AI Staggered Releases Are Hiding Cybersecurity Risks

Yesterday, Anthropic dropped something called Claude Mythos Preview, a cybersecurity AI model with restricted access for select companies. Today, OpenAI is running a pilot called Trusted Access for Cyber, handing advanced offensive and defensive hacking tools to a small group of partners it personally vouched for. Cybersecurity stocks fell. Florida's attorney general opened an investigation. And the rest of us found out about all of this by reading the news.

That last part is the problem.

Both companies are framing these staggered rollouts as responsible innovation. The logic goes: these models are too powerful for general release, so we'll give them to trusted partners first, learn from that, and protect everyone else in the meantime. OpenAI even sweetened the deal with $10 million in API credits to pilot participants. Which, sure, sounds generous until you realize that $10 million in credits also buys a lot of goodwill from the exact companies who might otherwise be loudest about demanding public accountability.

"Trusted Partners" Is Doing a Lot of Heavy Lifting Here

I am not a cybersecurity expert. I am a guy who bought a mesh router last spring and felt genuinely proud of himself. But I do not need to understand exploit chains to notice that "we decided who gets access" is not a safety policy. It is a guest list.

OpenAI says the Trusted Access for Cyber initiative aims to "enhance baseline safeguards for all users while piloting trusted access for defensive acceleration." That sentence is doing so much work it needs a union card. What it means in practice: a private company decided which other private companies are trustworthy enough to test tools that can apparently disrupt critical infrastructure, and the public gets a press release.

To be fair, the alternative, just releasing these models to everyone, would be genuinely bad. I will grant that. Offensive cybersecurity AI in the hands of anyone with a credit card is a real problem, not a hypothetical one. But the answer to "this is dangerous" cannot be "so we'll manage it ourselves, quietly." That is how you get Florida attorneys general asking whether the data is going to Beijing, which is a chaotic way to learn about a risk that should have been disclosed months ago.

The Benchmark Blackout Is Back

This is not the first time OpenAI has done this. When the o1 series launched in 2024, the company faced accusations of withholding benchmark results that would have let outside researchers assess actual capabilities. The pattern is consistent: release to insiders, manage the narrative, let the public catch up later. Staggered access is not inherently dishonest, but it becomes dishonest when there is no independent verification of what is being withheld and why.

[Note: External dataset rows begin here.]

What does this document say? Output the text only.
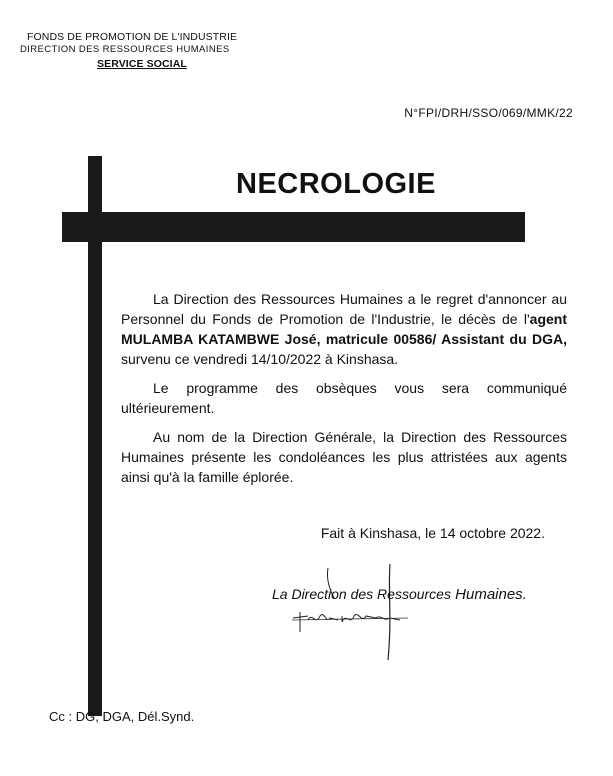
FONDS DE PROMOTION DE L'INDUSTRIE
DIRECTION DES RESSOURCES HUMAINES
SERVICE SOCIAL
N°FPI/DRH/SSO/069/MMK/22
NECROLOGIE
La Direction des Ressources Humaines a le regret d'annoncer au Personnel du Fonds de Promotion de l'Industrie, le décès de l'agent MULAMBA KATAMBWE José, matricule 00586/ Assistant du DGA, survenu ce vendredi 14/10/2022 à Kinshasa.
Le programme des obsèques vous sera communiqué ultérieurement.
Au nom de la Direction Générale, la Direction des Ressources Humaines présente les condoléances les plus attristées aux agents ainsi qu'à la famille éplorée.
Fait à Kinshasa, le 14 octobre 2022.
La Direction des Ressources Humaines.
Cc : DG, DGA, Dél.Synd.
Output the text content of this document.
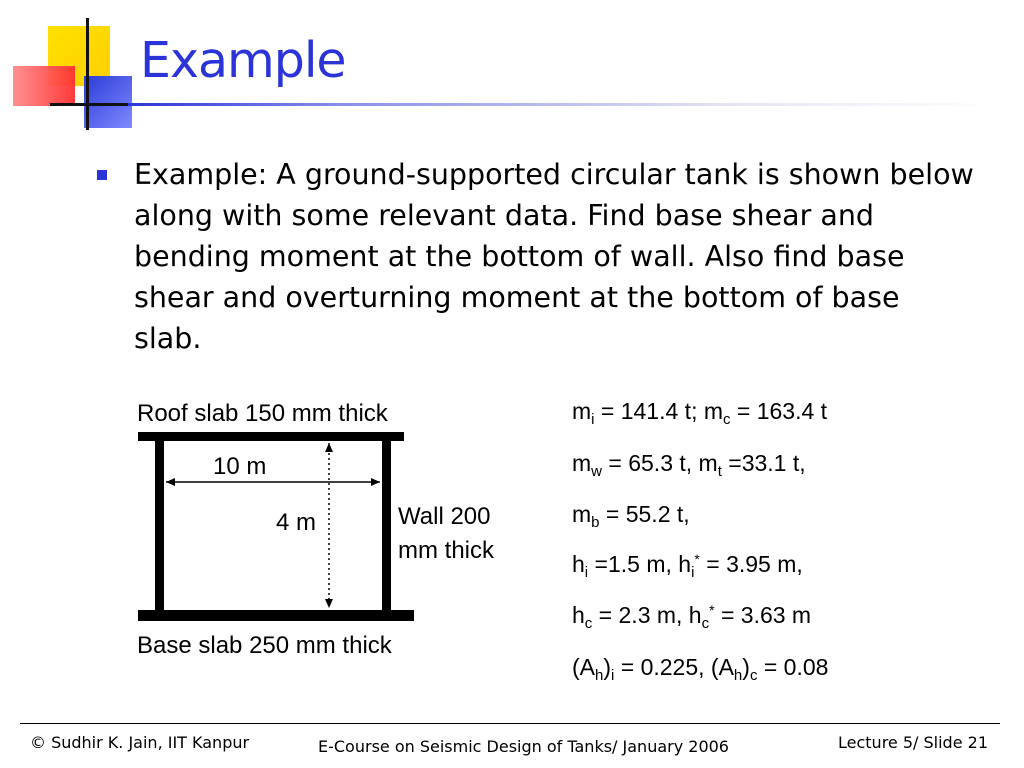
Example
Example: A ground-supported circular tank is shown below along with some relevant data. Find base shear and bending moment at the bottom of wall. Also find base shear and overturning moment at the bottom of base slab.
Roof slab 150 mm thick
10 m
4 m	Wall 200
mm thick
Base slab 250 mm thick
$m_i = 141.4$ t; $m_c = 163.4$ t
$m_w = 65.3$ t, $m_t =33.1$ t,
$m_b = 55.2$ t,
$h_i =1.5$ m, $h_i^* = 3.95$ m,
$h_c = 2.3$ m, $h_c^* = 3.63$ m
$(A_h)_i = 0.225$, $(A_h)_c = 0.08$
© Sudhir K. Jain, IIT Kanpur	E-Course on Seismic Design of Tanks/ January 2006	Lecture 5/ Slide 21
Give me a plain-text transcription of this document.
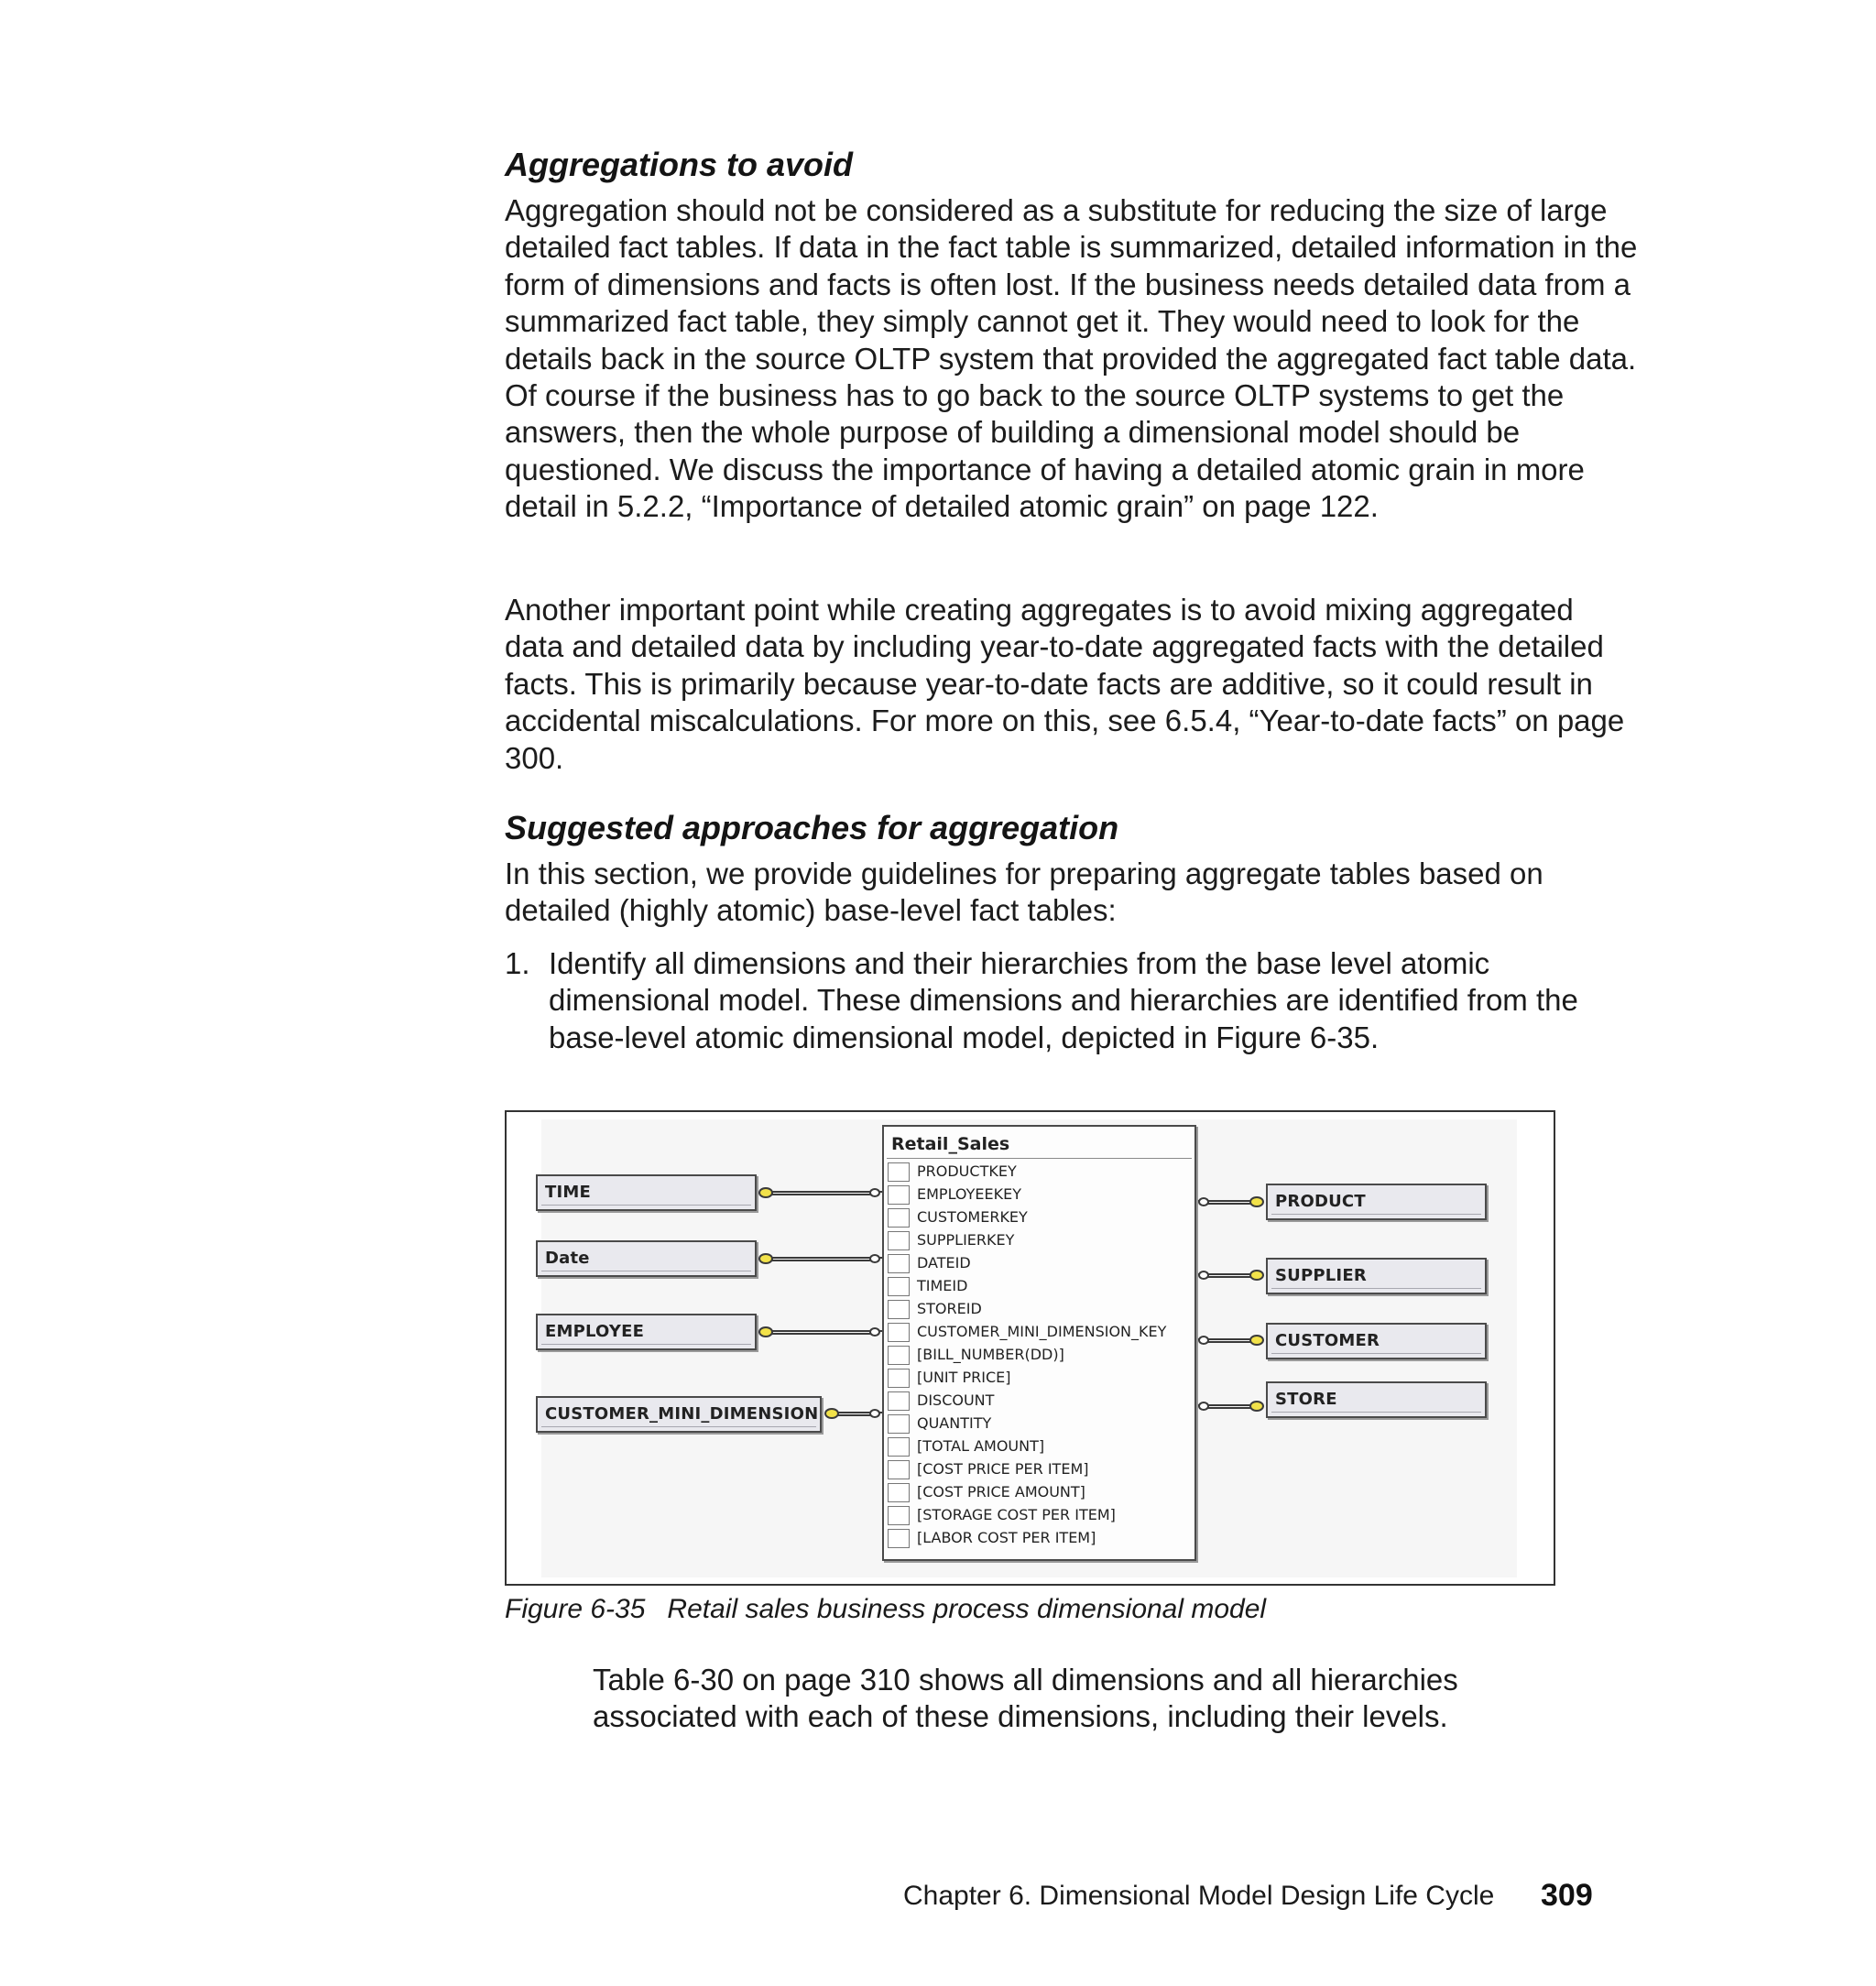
Aggregations to avoid

Aggregation should not be considered as a substitute for reducing the size of large detailed fact tables. If data in the fact table is summarized, detailed information in the form of dimensions and facts is often lost. If the business needs detailed data from a summarized fact table, they simply cannot get it. They would need to look for the details back in the source OLTP system that provided the aggregated fact table data. Of course if the business has to go back to the source OLTP systems to get the answers, then the whole purpose of building a dimensional model should be questioned. We discuss the importance of having a detailed atomic grain in more detail in 5.2.2, “Importance of detailed atomic grain” on page 122.

Another important point while creating aggregates is to avoid mixing aggregated data and detailed data by including year-to-date aggregated facts with the detailed facts. This is primarily because year-to-date facts are additive, so it could result in accidental miscalculations. For more on this, see 6.5.4, “Year-to-date facts” on page 300.

Suggested approaches for aggregation

In this section, we provide guidelines for preparing aggregate tables based on detailed (highly atomic) base-level fact tables:

1. Identify all dimensions and their hierarchies from the base level atomic dimensional model. These dimensions and hierarchies are identified from the base-level atomic dimensional model, depicted in Figure 6-35.
TIME
Date
EMPLOYEE
CUSTOMER_MINI_DIMENSION
PRODUCT
SUPPLIER
CUSTOMER
STORE
Retail_Sales
PRODUCTKEY
EMPLOYEEKEY
CUSTOMERKEY
SUPPLIERKEY
DATEID
TIMEID
STOREID
CUSTOMER_MINI_DIMENSION_KEY
[BILL_NUMBER(DD)]
[UNIT PRICE]
DISCOUNT
QUANTITY
[TOTAL AMOUNT]
[COST PRICE PER ITEM]
[COST PRICE AMOUNT]
[STORAGE COST PER ITEM]
[LABOR COST PER ITEM]

Figure 6-35 Retail sales business process dimensional model

Table 6-30 on page 310 shows all dimensions and all hierarchies associated with each of these dimensions, including their levels.

Chapter 6. Dimensional Model Design Life Cycle 309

George Ralph, Global Managing Director at RFA, noted this week that "threats are becoming increasingly sophisticated." He is right. Which is exactly why the companies building the most sophisticated threat-adjacent tools should not be the only ones evaluating whether those tools are safe.

Here is what I actually want: before any cybersecurity AI pilot launches, OpenAI and Anthropic should be required to publish an independent third-party risk assessment. Not a blog post. Not a press release with a $10 million number in it. A real document, reviewed by people who do not work for them, describing what the model can do and what happens if it goes wrong.

Congress could mandate this. The White House AI Safety Institute could require it as a condition of federal contracts. Someone with actual authority needs to step in, because right now the companies are grading their own homework and handing out the A's themselves.